🤖 AI Summary
This work investigates how the number of in-context examples affects prediction uncertainty and answer credibility in large language models (LLMs). Method: We propose the first framework to systematically quantify and decompose uncertainty—particularly epistemic uncertainty—within in-context learning (ICL), integrating multi-shot ICL experiments with layer-wise confidence trajectory tracking. Contribution/Results: Increasing the number of examples systematically reduces total uncertainty and improves both task performance and response reliability across simple and complex tasks; however, in complex tasks, the benefits of additional examples only manifest after overcoming noise introduced by long input sequences. Furthermore, we uncover a hierarchical convergence pattern: internal model confidence progressively stabilizes across transformer layers, and task-specific knowledge injection mitigates epistemic uncertainty through targeted representation refinement. These findings provide mechanistic insights into uncertainty dynamics in ICL and inform principled example selection strategies.
📝 Abstract
Recent advances in handling long sequences have facilitated the exploration of long-context in-context learning (ICL). While much of the existing research emphasizes performance improvements driven by additional in-context examples, the influence on the trustworthiness of generated responses remains underexplored. This paper addresses this gap by investigating how increased examples influence predictive uncertainty, an essential aspect in trustworthiness. We begin by systematically quantifying the uncertainty of ICL with varying shot counts, analyzing the impact of example quantity. Through uncertainty decomposition, we introduce a novel perspective on performance enhancement, with a focus on epistemic uncertainty (EU).
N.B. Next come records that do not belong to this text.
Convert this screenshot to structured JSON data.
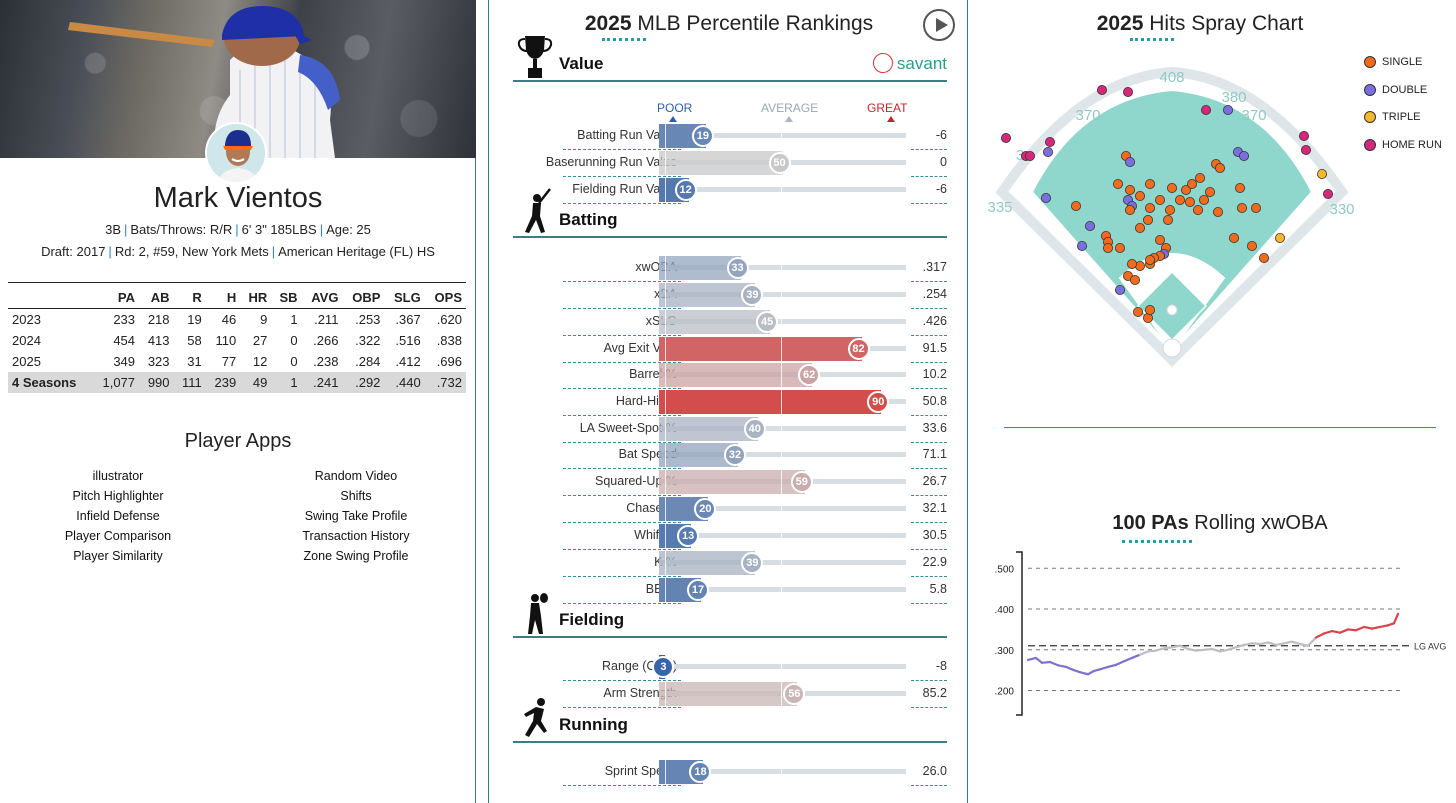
{
  "player": {
    "name": "Mark Vientos",
    "position": "3B",
    "bats_throws": "Bats/Throws: R/R",
    "height_weight": "6' 3\" 185LBS",
    "age": "Age: 25",
    "draft_prefix": "Draft:",
    "draft_year": "2017",
    "draft_pick": "Rd: 2, #59,",
    "draft_team": "New York Mets",
    "school": "American Heritage (FL) HS"
  },
  "stats_table": {
    "headers": [
      "",
      "PA",
      "AB",
      "R",
      "H",
      "HR",
      "SB",
      "AVG",
      "OBP",
      "SLG",
      "OPS"
    ],
    "rows": [
      [
        "2023",
        "233",
        "218",
        "19",
        "46",
        "9",
        "1",
        ".211",
        ".253",
        ".367",
        ".620"
      ],
      [
        "2024",
        "454",
        "413",
        "58",
        "110",
        "27",
        "0",
        ".266",
        ".322",
        ".516",
        ".838"
      ],
      [
        "2025",
        "349",
        "323",
        "31",
        "77",
        "12",
        "0",
        ".238",
        ".284",
        ".412",
        ".696"
      ],
      [
        "4 Seasons",
        "1,077",
        "990",
        "111",
        "239",
        "49",
        "1",
        ".241",
        ".292",
        ".440",
        ".732"
      ]
    ]
  },
  "apps": {
    "title": "Player Apps",
    "left": [
      "illustrator",
      "Pitch Highlighter",
      "Infield Defense",
      "Player Comparison",
      "Player Similarity"
    ],
    "right": [
      "Random Video",
      "Shifts",
      "Swing Take Profile",
      "Transaction History",
      "Zone Swing Profile"
    ]
  },
  "percentiles": {
    "title_year": "2025",
    "title_rest": "MLB Percentile Rankings",
    "brand": "savant",
    "scale": {
      "poor": "POOR",
      "average": "AVERAGE",
      "great": "GREAT"
    },
    "sections": [
      {
        "label": "Value",
        "metrics": [
          {
            "label": "Batting Run Value",
            "pct": 19,
            "value": "-6"
          },
          {
            "label": "Baserunning Run Value",
            "pct": 50,
            "value": "0"
          },
          {
            "label": "Fielding Run Value",
            "pct": 12,
            "value": "-6"
          }
        ]
      },
      {
        "label": "Batting",
        "metrics": [
          {
            "label": "xwOBA",
            "pct": 33,
            "value": ".317"
          },
          {
            "label": "xBA",
            "pct": 39,
            "value": ".254"
          },
          {
            "label": "xSLG",
            "pct": 45,
            "value": ".426"
          },
          {
            "label": "Avg Exit Velo",
            "pct": 82,
            "value": "91.5"
          },
          {
            "label": "Barrel %",
            "pct": 62,
            "value": "10.2"
          },
          {
            "label": "Hard-Hit %",
            "pct": 90,
            "value": "50.8"
          },
          {
            "label": "LA Sweet-Spot %",
            "pct": 40,
            "value": "33.6"
          },
          {
            "label": "Bat Speed",
            "pct": 32,
            "value": "71.1"
          },
          {
            "label": "Squared-Up %",
            "pct": 59,
            "value": "26.7"
          },
          {
            "label": "Chase %",
            "pct": 20,
            "value": "32.1"
          },
          {
            "label": "Whiff %",
            "pct": 13,
            "value": "30.5"
          },
          {
            "label": "K %",
            "pct": 39,
            "value": "22.9"
          },
          {
            "label": "BB %",
            "pct": 17,
            "value": "5.8"
          }
        ]
      },
      {
        "label": "Fielding",
        "metrics": [
          {
            "label": "Range (OAA)",
            "pct": 3,
            "value": "-8"
          },
          {
            "label": "Arm Strength",
            "pct": 56,
            "value": "85.2"
          }
        ]
      },
      {
        "label": "Running",
        "metrics": [
          {
            "label": "Sprint Speed",
            "pct": 18,
            "value": "26.0"
          }
        ]
      }
    ]
  },
  "spray": {
    "title_year": "2025",
    "title_rest": "Hits Spray Chart",
    "fence_labels": [
      "408",
      "380",
      "370",
      "370",
      "335",
      "330",
      "3"
    ],
    "legend": [
      {
        "label": "SINGLE",
        "color": "#f26b1d"
      },
      {
        "label": "DOUBLE",
        "color": "#7b6fe0"
      },
      {
        "label": "TRIPLE",
        "color": "#f5b82e"
      },
      {
        "label": "HOME RUN",
        "color": "#d6277a"
      }
    ]
  },
  "rolling": {
    "title_bold": "100 PAs",
    "title_rest": "Rolling xwOBA",
    "y_ticks": [
      ".500",
      ".400",
      ".300",
      ".200"
    ],
    "y_values": [
      0.5,
      0.4,
      0.3,
      0.2
    ],
    "lg_avg_label": "LG AVG",
    "lg_avg": 0.31
  },
  "colors": {
    "accent": "#3a7d85",
    "poor_blue": "#2f5fa8",
    "great_red": "#d62e2e",
    "field_green": "#8fd6cc"
  }
}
Our results reveal that additional examples reduce total uncertainty in both simple and complex tasks by injecting task-specific knowledge, thereby diminishing EU and enhancing performance. For complex tasks, these advantages emerge only after addressing the increased noise and uncertainty associated with longer inputs. Finally, we explore the evolution of internal confidence across layers, unveiling the mechanisms driving the reduction in uncertainty.